= Alloantigen recognition =

Alloantigen recognition refers to immune system recognition of genetically encoded polymorphisms among the genetically distinguishable members of same species (self-non-self discrimination). Post-transplant recognition of alloantigens occurs in secondary lymphoid organs. Donor specific antigens are recognized by recipient's T lymphocytes and triggers adaptive pro-inflammatory response which consequently leads to rejection of allogenic transplants. Allospecific T lymphocytes may be stimulated by three major pathways: direct recognition, indirect recognition or semidirect recognition. The pathway involved in specific cases is dictated by intrinsic and extrinsic factors of allograft and directly influence nature and magnitude of T lymphocytes mediated immune response. Furthermore, variant tissues and organs such as skin or cornea or solid organ transplants can be recognized in different pathways and therefore are rejected in different fashion.

==Direct alloantigen recognition==
Population of antigen presenting cells (APCs) is localized inside donor's tissues and is co-transferred from donor to recipient via transplant procedure. This population is therefore called "passenger cells". Short after transplantation to new host these cells (especially dendritic cells) leave their intra-graft habitat and migrate through lymphatic system to regional lymphatic nodes. Inside the lymphatic nodes these dendritic cells are confronted with recipient's naïve T lymphocytes and their contact culminate in recognition of allogenic MHC (major histocompatibility complex)- peptide complex displayed on the surface of the passenger cells. This phenomenon is called direct recognition and leads to acute rejection of allografts mediated by specialized CD4+T lymphocytes and CD8+ T lymphocytes.

==Indirect alloantigen recognition==
Second route of allorecognition mimics normal antigen mechanism of T lymphocytes stimulation by nominal antigens. In this case the alloantigens derived from graft are internalized, processed and presented in form of peptides by recipient's APCs on their MHC II molecules. Rejection mediated by T lymphocytes sensitized by direct allorecognition pathway is predominant in the short period after the transplantation, but usually subsides with depletion of passenger cells while indirect recognition contributes to continuing graft damage and plays role in chronic rejection.

== Semi-direct alloantigen recognition (cross-dressing) ==
The third pathway of recognition also involve donor APCs, but in this case are their membrane components fused with recipient APCs and therefore can present intact donor MHC molecules to the host. This is possible by unique ability to exchange molecules such as RNA or proteins which is well established among leukocytes.

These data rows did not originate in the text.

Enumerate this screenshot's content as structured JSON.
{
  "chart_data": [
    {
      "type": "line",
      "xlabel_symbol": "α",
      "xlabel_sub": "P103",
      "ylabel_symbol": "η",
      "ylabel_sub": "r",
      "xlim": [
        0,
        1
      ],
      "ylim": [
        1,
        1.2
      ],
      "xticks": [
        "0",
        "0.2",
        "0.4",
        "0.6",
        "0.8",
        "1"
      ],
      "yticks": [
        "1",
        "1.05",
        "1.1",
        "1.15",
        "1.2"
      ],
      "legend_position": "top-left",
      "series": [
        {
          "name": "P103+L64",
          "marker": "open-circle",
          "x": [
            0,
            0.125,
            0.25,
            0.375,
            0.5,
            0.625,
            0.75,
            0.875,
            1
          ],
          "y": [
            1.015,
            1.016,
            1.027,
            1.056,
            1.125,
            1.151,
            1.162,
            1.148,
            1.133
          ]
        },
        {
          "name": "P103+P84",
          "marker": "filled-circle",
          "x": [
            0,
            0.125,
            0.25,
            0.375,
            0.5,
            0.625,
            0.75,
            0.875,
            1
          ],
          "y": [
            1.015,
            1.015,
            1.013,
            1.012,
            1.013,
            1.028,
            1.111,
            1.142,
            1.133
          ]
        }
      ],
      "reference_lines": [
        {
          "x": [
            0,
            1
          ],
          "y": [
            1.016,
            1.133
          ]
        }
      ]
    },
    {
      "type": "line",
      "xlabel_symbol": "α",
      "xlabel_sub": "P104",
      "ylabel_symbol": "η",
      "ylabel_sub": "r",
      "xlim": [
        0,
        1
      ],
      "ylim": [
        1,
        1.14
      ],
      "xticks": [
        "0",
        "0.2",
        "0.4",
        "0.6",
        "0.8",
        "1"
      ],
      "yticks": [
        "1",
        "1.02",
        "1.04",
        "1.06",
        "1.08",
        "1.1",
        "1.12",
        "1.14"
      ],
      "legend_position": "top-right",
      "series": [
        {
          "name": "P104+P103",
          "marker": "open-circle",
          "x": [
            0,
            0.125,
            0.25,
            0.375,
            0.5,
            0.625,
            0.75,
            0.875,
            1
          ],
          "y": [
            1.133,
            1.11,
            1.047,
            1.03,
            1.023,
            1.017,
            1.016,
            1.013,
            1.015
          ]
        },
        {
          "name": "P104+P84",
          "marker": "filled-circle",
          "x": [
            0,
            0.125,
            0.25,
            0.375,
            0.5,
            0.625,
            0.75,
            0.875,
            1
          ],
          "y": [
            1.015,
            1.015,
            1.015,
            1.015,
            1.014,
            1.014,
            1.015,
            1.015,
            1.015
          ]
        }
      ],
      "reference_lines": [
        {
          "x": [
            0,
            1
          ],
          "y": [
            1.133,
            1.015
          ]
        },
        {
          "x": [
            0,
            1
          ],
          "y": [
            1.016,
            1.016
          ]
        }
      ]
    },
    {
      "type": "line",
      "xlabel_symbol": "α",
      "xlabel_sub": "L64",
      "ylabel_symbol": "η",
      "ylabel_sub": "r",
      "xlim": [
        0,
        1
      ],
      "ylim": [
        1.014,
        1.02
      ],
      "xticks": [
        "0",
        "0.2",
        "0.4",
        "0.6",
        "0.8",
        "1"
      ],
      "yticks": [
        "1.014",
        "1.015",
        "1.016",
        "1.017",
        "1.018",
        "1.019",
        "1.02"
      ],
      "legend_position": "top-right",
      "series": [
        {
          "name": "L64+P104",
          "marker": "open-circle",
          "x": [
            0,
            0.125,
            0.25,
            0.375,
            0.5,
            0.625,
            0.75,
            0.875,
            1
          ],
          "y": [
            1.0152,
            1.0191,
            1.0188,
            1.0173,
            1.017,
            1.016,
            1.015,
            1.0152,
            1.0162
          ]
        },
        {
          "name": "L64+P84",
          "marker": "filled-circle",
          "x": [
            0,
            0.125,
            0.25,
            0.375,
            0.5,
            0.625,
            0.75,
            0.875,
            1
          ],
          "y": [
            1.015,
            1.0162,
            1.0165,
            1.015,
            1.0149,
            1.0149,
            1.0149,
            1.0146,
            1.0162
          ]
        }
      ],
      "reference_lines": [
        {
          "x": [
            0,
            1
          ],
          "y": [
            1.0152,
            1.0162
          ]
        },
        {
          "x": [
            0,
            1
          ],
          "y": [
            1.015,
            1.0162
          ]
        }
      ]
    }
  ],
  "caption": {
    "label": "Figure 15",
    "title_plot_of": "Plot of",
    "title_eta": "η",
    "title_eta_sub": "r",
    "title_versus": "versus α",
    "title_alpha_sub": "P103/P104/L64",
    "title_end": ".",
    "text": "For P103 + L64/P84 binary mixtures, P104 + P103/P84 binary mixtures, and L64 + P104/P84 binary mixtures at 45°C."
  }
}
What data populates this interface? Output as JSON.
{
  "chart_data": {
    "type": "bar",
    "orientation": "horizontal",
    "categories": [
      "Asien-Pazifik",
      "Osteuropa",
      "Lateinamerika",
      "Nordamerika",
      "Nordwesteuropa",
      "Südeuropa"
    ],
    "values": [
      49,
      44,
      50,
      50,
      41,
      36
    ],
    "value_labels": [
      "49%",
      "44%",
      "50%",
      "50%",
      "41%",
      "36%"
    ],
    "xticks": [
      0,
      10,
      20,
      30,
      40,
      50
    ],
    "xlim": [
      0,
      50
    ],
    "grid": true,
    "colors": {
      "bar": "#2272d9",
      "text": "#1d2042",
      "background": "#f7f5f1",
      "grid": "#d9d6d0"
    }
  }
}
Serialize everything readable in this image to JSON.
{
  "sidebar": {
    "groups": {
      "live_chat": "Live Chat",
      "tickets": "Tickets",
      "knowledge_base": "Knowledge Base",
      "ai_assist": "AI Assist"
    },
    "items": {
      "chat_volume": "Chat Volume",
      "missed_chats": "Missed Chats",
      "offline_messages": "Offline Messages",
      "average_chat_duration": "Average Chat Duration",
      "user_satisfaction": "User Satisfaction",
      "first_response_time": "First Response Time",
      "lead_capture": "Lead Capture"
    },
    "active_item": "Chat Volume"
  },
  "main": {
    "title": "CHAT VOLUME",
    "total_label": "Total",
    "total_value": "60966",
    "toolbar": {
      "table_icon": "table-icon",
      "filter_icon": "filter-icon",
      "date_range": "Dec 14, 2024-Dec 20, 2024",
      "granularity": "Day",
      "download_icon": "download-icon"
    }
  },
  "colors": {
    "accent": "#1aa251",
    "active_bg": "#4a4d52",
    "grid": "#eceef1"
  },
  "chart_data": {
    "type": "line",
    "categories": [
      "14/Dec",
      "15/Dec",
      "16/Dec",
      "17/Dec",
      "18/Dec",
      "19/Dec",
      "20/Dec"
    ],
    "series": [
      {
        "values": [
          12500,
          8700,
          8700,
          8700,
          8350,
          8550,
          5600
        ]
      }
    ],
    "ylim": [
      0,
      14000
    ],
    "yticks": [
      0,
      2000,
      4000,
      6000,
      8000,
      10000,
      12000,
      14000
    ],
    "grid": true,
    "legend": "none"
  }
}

There are several possibilities how this can be achieved: cell-cell contact (trogocytosis), nanotubes or release of extracellular vesicles such as exosomes. Myeloid antigen presenting cells and dendritic cells in particular are one of the major exosome producers. There are known especially for their ability to transport functional MHC molecules with bonded antigen peptide (pMHC) to different cells population including other dendritic cells. In consequence these dendritic cells which acquired new pMHC, displayed on their surface, became "cross-dressed". This pMHC is capable of normal antigen presentation to effectors cells. Usually, the mechanism of cross-dressing serves purposes of amplifying immune response to certain antigens, but in case of alloantigen recognition the APCs are able, thanks to this mechanism, to prime both direct and indirect T lymphocytes by expressing both self- MHC and allo- MHC peptides derived from donor passenger APCs. Semi-direct alloantigen recognition therefore contributes to acute rejection by eliciting response of specialized CD4+ and CD8+ T lymphocytes.